The Newbury Rugby Club pitch was strewn with athletes.
Some clutched heavy dumbbells, others hugged unwieldy D-balls to their chests.
Victoria Tapper was somewhere in the middle of 300 squats. Before the day was out, she’d complete about as many box step-ups, burpees, and bicep curls — only off the competition floor and with cameras instead of dumbbells.
“You have to be superbly fit to be a good CrossFit photographer,” the 68-year-old said.
Tapper, who lives in Wiltshire in the United Kingdom, has been passionate about photography since she was 10 — around the time she stole her sister’s camera. Even then, she felt compelled to document the world around her: Emotion. Expression. Effort. The things you only notice if you go looking where most people don’t.
Photography hardly seemed a viable career in the ‘70s — especially for a woman — so Tapper became an investment banker, and eventually, a mother. But after her daughter was grown, she decided to turn her hobby into a career, cutting her teeth shooting family portraits and weddings before launching her business as a commercial and lifestyle photographer. Today, she shoots for two CrossFit affiliates in her area in addition to her portrait and product work.
“I’m just driven to always capture drama,” Tapper said. “That really drives me, to get that and have it there forever in a digital image — or even better, a print image. Otherwise, how are you going to remember the way that you were? You get that fantastic opportunity to later in life look back and remember what you did.”
To capture the drama in CrossFit — whether in competition or the gym — Tapper follows the effort: the breathless grimace at the bottom of a clean; the moment just before lockout atop the rings, both preserved for eternity, paying homage to perseverance.
“They’re often not the moments that the athlete wants you to photograph,” Tapper explained. “Often people say to me, ‘Haven’t you got a picture of me at the top?’”
“Yes,” she tells them. “But why would you want that?”
It’s a bit more involved than pointing and shooting. In fact, when photographing CrossFit athletes, Tapper finds herself doing the equivalent of her own workout alongside them: dropping to her stomach to shoot from the ground before burpee-ing back up to catch the athlete’s next move. Holding the bottom of a squat as she gets the framing just right. Running up and down steps and scrambling atop boxes to get a new perspective — all with two camera bodies and one long lens dangling at her sides.
“It’s constantly varied movement,” she said.
“I’m not saying that everybody has to be fit — you don’t have to be a fit photographer,” she added. “(But) if you want to shoot interesting images, you probably do.”
Tapper speaks from experience. When she started shooting for Marlborough CrossFit in late 2015, she was what she described as “dog-walking fit.” She’d just begun training one-on-one with affiliate owner Adam Dobie; before that she did Pilates and went for the occasional run. After Dobie asked her to shoot an event at the gym, Tapper knew she needed to go all in on CrossFit.
“I thought, ‘Oh, I need to be really fit if I’m going to do this,’” she recalled.
Partway through her first workout, she had to sit down on the side of the workout floor.
“I felt completely faint,” she said. “I was so exhausted and out of breath.”

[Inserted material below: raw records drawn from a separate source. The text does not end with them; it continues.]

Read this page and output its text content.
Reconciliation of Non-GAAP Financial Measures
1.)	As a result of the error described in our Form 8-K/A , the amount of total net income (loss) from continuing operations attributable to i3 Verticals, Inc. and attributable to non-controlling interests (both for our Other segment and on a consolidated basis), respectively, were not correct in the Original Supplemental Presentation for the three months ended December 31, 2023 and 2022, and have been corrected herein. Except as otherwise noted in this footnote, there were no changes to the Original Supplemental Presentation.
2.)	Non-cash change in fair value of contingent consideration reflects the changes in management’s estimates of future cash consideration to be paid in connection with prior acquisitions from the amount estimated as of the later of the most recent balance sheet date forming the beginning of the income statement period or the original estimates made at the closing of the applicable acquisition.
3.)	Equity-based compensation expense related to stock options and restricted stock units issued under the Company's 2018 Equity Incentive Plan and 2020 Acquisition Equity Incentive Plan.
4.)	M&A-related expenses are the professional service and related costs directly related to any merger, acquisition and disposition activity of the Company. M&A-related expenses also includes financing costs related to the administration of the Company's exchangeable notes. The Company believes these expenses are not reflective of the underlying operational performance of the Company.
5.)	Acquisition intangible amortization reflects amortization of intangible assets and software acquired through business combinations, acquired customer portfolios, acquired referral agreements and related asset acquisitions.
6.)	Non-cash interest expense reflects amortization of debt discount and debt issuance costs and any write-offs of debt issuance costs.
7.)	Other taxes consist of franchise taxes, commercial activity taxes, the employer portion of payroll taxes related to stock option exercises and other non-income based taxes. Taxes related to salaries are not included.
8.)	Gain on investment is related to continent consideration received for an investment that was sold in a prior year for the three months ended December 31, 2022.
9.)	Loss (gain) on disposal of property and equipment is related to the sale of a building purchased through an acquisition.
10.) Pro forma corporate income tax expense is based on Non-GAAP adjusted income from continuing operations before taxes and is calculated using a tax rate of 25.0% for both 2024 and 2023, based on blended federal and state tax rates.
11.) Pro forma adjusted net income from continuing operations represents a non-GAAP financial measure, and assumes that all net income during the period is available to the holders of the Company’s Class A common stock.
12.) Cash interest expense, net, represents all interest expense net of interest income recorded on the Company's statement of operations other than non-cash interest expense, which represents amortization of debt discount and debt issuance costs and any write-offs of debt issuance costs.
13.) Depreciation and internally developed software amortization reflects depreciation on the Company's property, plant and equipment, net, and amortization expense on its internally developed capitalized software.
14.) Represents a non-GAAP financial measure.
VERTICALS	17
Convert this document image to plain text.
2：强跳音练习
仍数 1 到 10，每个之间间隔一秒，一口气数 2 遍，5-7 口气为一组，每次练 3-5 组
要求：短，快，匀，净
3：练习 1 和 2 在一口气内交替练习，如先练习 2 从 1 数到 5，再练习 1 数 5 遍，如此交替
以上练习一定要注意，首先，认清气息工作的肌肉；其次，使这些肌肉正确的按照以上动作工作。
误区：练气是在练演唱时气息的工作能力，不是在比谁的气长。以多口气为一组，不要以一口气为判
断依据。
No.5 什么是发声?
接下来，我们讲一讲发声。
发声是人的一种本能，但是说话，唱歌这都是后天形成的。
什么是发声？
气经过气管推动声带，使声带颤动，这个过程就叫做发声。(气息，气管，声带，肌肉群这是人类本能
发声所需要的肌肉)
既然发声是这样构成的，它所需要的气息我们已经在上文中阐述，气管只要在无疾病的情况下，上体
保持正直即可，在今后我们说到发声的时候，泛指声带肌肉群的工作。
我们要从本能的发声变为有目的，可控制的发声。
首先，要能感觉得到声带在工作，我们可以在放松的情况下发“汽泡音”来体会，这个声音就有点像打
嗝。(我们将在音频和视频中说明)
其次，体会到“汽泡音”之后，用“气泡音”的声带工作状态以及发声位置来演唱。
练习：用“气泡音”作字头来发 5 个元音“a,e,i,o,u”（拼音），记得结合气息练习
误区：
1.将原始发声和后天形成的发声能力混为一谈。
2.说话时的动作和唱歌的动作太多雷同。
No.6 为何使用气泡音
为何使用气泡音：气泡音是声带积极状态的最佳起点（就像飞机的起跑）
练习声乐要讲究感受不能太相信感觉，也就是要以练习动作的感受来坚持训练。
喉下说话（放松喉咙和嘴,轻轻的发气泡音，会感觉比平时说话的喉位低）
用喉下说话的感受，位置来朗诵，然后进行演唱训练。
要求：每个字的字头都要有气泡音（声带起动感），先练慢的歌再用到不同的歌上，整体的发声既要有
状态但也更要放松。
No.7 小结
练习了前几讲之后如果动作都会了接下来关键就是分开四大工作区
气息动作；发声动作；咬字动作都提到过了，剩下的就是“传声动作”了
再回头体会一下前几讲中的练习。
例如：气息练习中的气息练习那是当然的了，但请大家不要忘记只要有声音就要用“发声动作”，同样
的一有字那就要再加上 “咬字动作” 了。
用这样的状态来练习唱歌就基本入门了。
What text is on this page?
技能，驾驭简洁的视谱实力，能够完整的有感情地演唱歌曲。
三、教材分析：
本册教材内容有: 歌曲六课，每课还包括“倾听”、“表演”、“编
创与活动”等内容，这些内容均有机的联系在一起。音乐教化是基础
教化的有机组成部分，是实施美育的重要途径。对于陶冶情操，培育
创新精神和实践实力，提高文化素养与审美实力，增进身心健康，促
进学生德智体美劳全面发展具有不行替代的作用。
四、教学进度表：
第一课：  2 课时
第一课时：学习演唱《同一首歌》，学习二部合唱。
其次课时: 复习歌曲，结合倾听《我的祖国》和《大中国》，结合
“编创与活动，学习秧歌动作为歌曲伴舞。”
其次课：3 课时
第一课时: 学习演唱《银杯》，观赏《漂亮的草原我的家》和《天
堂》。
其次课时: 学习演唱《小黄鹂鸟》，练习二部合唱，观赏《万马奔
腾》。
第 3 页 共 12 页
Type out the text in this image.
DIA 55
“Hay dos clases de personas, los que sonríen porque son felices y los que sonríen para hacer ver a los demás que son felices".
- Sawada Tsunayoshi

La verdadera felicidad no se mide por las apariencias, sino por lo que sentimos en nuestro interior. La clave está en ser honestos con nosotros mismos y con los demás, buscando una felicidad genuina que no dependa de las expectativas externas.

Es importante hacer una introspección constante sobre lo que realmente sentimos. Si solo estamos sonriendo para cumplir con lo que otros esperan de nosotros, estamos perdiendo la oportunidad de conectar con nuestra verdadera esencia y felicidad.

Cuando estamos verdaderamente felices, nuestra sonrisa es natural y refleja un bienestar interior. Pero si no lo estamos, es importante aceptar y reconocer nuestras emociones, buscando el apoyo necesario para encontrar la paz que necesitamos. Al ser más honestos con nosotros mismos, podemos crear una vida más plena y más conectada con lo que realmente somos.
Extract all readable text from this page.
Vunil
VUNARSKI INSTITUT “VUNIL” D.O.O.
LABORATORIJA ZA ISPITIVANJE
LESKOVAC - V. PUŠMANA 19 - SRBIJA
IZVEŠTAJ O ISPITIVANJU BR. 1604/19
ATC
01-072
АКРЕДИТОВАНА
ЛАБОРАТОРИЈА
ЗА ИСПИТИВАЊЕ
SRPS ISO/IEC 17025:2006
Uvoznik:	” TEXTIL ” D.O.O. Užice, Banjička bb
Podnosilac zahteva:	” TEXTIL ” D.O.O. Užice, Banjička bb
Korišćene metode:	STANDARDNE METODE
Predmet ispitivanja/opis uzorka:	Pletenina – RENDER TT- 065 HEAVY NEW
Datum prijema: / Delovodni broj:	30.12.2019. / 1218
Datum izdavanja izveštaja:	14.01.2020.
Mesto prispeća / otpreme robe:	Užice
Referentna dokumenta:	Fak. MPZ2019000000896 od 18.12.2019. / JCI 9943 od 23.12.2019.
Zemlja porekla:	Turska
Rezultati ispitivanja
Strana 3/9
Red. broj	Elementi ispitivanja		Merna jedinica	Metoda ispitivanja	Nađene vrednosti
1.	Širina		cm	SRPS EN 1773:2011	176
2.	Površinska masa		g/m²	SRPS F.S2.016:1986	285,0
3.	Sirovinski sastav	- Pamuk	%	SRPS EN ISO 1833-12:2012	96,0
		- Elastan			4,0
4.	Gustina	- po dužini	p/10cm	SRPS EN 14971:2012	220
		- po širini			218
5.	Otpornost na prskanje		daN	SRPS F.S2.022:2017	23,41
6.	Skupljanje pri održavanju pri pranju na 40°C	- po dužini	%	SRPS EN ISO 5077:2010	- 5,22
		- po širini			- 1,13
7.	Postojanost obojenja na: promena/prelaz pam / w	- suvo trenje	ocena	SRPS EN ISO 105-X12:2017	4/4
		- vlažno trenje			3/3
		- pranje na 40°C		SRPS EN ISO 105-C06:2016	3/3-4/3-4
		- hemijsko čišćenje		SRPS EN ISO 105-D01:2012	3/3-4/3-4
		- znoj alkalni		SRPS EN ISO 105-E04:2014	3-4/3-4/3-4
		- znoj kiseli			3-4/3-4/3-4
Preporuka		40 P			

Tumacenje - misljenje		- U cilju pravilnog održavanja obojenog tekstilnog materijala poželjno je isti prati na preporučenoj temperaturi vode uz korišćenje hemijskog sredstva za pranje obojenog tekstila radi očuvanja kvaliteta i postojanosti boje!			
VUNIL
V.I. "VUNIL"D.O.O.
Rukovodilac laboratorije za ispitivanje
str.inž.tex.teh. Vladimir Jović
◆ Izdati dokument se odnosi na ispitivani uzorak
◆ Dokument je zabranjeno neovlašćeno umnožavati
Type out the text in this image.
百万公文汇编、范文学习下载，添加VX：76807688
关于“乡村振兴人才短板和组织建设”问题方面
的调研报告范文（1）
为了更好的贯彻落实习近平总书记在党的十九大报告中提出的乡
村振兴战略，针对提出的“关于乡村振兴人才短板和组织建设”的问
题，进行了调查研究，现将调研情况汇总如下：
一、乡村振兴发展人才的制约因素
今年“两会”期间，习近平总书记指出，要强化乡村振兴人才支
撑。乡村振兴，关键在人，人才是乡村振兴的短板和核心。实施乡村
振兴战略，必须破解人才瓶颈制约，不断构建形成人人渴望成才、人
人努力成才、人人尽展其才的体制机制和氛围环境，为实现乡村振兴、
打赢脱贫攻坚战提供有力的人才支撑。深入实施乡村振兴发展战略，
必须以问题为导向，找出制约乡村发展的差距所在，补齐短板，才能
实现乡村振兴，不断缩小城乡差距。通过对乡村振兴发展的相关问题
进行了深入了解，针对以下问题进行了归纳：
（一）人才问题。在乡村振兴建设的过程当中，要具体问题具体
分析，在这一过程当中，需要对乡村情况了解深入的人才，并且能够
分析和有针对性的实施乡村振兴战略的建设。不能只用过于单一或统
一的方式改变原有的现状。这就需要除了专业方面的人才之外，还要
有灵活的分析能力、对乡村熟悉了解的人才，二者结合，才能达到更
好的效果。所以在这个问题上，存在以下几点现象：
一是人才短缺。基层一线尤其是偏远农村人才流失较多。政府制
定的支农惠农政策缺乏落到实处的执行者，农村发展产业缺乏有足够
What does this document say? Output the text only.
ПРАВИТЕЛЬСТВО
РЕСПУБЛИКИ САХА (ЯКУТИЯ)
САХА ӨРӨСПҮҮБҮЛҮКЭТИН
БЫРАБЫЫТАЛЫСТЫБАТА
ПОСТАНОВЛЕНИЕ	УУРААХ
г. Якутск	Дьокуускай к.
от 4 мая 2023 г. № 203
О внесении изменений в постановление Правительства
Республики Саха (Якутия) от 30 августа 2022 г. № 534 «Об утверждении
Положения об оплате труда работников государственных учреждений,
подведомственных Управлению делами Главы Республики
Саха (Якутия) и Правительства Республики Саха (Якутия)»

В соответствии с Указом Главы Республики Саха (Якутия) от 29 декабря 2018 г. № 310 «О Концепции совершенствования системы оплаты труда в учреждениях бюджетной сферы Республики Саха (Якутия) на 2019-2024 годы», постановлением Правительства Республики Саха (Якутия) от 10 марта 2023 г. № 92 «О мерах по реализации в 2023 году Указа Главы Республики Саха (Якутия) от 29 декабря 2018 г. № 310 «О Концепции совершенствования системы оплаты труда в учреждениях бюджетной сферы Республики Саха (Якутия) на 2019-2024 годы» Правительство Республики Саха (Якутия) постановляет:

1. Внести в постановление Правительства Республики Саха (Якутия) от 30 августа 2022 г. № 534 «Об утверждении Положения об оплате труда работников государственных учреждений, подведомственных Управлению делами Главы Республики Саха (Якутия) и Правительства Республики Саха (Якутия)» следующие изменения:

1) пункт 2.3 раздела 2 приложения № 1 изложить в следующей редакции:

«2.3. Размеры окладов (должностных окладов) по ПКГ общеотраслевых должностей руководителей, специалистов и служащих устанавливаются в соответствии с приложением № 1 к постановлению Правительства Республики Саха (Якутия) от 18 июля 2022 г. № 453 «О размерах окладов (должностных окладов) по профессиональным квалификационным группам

But that didn’t deter her.
Once-per-week PT sessions turned into a CrossFit classes a couple times per week — which turned into a full-time membership and a newfound zeal for fitness.
“I absolutely love it,” Tapper said. “Absolutely crazy about it.”
Today, Tapper can not only keep up with the rest of class, but she can also do toes-to-bars, strict chest-to-bar pull-ups, and rope climbs.
“Wall balls to bloody die for; I can do those forever,” she added.
And last winter, she completed the Open as prescribed in the 65+ division, finishing 141st in the world. But Tapper doesn’t train for rankings.
“I’m 68 years old, still working as a professional photographer,” she said. “I carry (a) heavy kit around all day. I’m agile, flexible, with the energy of someone half my age. And all because of CrossFit.”